Chroniques

par david verdier

Gewandhausorchester Leipzig
Brahms par Riccardo Chailly, épisode 3

Concerto pour piano Op.15 n°1 – Symphonie Op.90 n°3
Salle Pleyel, Paris
- 1er novembre 2013
Pierre-Laurent Aimard joue le Concerto Op.15 n°1 de Brahms
© marco borggreve

On pourrait aller chercher dans la météo qui vacille et les feuilles qui tombent une bonne raison d'aller écouter ce troisième volet brahmsien,mais… autant se contenter d'ignorer au juste les raisons inattendues qui nous poussent à venir y assister. La qualité d'une intégrale Brahms [lire notre chronique du 27 octobre 2013] se jauge rarement à l'aune de la Symphonie en fa majeur Op.90 n°3, fanal de la tristesse à bon compte, chrysanthème musical aux rousseurs vaguement sucrées – idéal par temps de crise.

Le Gewandhausorchester de Leipzig est aujourd'hui l'une des rares phalanges à pouvoir prétendre enchaîner à un niveau superlatif une intégrale symphonies-concertos en l'espace de deux semaines. Dès les premiers accords, on sait avec certitude que le navire ira à bon port, dévalant les plis et les déroulés avec une brillance de timbres d'un confort inouï. L'oreille est séduite par le perpétuel legato souverain que Riccardo Chailly dose à merveille, sans rien souligner, et qui, par conséquent, donne cette curieuse impression que tout est dans le souffle de l'air qui circule sans que rien jamais ne pèse. Les pivotements mélodiques courent d'un thème à l'autre, portés par le tempo grand style d'une marine fortement brassée, très loin des réminiscences d'un quelconque Ländler paysan. On regretterait presque cette absence d'enjeu dans la réexposition, au delà de la pure beauté. Alors que se pressent une dernière fois les thèmes, la musique s'efface sans qu'on y prenne garde. L'Andante débute avec la douceur lisse d'une petite harmonie évanescente. L'esprit du choral plane sur cette clarinette laiteuse et les belles transparences de cordes et de bois. Le grain hédoniste ne verse jamais dans la profondeur psychologique, échangeant la méditation contre un panthéisme contemplatif. Chailly a le bon goût d'éviter les pâmoisons mélancoliques dans le Poco allegretto. Cette scie musicale laisse au moins la possibilité de regarder passer les images et le poudroiement des cors sur les ondulations de cordes. L'Allegro final, effilé et pauvre en couleurs, donne paradoxalement un élan bienvenu à l'ensemble. On suit ces ombres portées jusqu'à leur conclusion, en forme de choral attendri et apaisé.

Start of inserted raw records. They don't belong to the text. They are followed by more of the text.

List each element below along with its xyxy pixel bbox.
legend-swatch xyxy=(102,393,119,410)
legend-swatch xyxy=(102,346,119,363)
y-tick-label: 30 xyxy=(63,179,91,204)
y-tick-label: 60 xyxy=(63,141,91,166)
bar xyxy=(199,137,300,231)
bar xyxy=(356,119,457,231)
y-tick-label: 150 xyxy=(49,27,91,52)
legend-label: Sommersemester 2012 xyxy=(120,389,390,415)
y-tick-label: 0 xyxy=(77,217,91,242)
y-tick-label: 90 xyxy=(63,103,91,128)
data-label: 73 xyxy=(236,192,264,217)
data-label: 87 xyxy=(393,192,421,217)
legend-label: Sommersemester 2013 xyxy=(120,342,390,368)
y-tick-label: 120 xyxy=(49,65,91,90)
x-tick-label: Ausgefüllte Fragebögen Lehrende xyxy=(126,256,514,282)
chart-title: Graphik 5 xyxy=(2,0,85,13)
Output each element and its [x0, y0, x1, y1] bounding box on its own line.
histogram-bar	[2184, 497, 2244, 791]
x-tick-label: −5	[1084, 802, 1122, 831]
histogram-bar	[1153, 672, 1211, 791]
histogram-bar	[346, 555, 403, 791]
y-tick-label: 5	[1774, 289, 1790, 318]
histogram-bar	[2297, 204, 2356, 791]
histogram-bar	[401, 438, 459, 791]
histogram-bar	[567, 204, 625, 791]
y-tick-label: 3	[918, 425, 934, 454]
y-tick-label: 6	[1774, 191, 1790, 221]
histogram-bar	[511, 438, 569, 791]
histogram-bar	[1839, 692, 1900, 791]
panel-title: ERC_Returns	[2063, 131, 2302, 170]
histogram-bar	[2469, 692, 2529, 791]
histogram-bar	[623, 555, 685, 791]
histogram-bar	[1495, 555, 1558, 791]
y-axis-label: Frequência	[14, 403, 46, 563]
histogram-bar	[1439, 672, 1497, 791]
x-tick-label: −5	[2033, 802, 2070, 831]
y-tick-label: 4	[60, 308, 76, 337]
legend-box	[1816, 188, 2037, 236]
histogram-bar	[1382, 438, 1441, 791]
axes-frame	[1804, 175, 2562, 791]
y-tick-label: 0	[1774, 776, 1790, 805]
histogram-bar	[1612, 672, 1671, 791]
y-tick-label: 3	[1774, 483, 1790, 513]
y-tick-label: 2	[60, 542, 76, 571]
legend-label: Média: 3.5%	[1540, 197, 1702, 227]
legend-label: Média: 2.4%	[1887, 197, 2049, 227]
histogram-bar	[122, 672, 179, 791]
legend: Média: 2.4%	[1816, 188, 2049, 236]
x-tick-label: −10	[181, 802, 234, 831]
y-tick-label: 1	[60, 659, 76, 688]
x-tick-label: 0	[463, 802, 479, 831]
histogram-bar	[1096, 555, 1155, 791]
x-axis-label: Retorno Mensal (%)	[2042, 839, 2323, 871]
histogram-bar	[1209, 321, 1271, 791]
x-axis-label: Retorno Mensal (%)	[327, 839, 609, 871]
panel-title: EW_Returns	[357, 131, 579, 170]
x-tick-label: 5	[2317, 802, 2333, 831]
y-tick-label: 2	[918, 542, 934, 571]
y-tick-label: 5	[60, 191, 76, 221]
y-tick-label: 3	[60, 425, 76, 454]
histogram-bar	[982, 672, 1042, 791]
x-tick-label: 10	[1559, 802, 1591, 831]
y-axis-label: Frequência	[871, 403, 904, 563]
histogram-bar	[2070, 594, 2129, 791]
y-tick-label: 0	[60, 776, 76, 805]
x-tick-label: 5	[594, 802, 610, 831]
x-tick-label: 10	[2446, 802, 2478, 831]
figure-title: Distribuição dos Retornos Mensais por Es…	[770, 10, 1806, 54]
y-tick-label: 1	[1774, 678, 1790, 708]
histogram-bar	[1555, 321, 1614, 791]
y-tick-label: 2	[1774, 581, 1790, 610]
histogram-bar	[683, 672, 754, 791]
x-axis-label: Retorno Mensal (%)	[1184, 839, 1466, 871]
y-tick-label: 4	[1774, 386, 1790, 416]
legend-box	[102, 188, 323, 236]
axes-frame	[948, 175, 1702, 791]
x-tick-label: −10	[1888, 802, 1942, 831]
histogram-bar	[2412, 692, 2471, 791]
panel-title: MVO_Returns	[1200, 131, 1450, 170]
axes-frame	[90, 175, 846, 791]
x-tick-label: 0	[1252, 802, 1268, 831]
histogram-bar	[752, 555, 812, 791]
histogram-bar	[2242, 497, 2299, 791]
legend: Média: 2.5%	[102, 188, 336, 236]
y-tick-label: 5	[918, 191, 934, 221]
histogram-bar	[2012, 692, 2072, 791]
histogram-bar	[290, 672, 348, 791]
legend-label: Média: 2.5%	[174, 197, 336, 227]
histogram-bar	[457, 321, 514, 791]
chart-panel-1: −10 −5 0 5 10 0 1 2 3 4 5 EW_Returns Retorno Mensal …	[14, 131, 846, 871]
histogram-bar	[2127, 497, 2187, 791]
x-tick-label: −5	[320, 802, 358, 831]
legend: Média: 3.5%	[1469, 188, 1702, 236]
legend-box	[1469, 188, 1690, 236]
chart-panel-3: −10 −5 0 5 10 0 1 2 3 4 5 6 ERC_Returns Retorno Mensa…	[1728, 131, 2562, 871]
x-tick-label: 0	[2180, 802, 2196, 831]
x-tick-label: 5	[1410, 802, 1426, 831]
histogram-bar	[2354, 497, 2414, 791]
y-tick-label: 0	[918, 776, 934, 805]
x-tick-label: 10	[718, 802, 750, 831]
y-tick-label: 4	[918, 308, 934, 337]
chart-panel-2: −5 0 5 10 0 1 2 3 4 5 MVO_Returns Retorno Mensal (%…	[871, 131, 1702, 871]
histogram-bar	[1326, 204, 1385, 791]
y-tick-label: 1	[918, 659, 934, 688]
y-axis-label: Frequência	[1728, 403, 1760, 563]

Riccardo Chailly libère un rideau d'éclairs et de tonnerre sur l'ouverture Maestoso, poco piu moderato du Concerto pour piano en ré mineur Op.15 n°1. Les vannes ont cédé, les tremolos ruissellent d'une belle couleur sombre et dans l'enthousiasme, les cordes se précipitent, un peu en décalage juste avant l'entrée du soliste. Surprise en découvrant les premières notes : l'instrument est sobre, le jeu vertical et myope. La froideur du clavier de Pierre-Laurent Aimard [photo] calme tout le monde et il faut au chef toute sa lucidité pour ne pas se laisser happer dans cette neutralité décalée. Il va chercher avec gourmandise dans les pizzicati des contrebasses pour réveiller des instrumentistes déconcertés ; il se passe enfin quelque chose.

Aimard a le mérite de se fondre dans les tutti avec l'honnêteté et la précision d'un interprète qui connaît ses limites et ne cherche pas à rivaliser avec les broyeurs d'ivoire qui font chavirer les salles en oubliant le terme « concerto ». À défaut d'être passionnant dans ce répertoire, son jeu rigoureux déroule des traits qui, comme par crainte de s'y perdre, ne regardent pas en arrière les somptueux paysages dessinés par le chef. L'exaspération impétueuse de la coda le prend de court. C'est sans doute le seul moment où il doit courir après les notes pour rattraper le train lancé à toute vitesse. Le deuxième mouvement est passionnant par l’équilibre de matité entre orchestre et soliste. Le refus du lyrisme donne une dimension touchante à ces murmures échangés. L'introduction de la coda aurait peut-être mérité un trille moins dur, étrange préfiguration du Rondo final. La conclusion met en valeur la richesse inventive des variations, avec l'irruption soudaine de ce passage fugato que Chailly ne déplace pas vers l'incise néoclassique et maintient dans l'esprit de la danse. Le piano se laisse convaincre et se libère enfin d'une approche jusqu'alors scrupuleuse et réservée.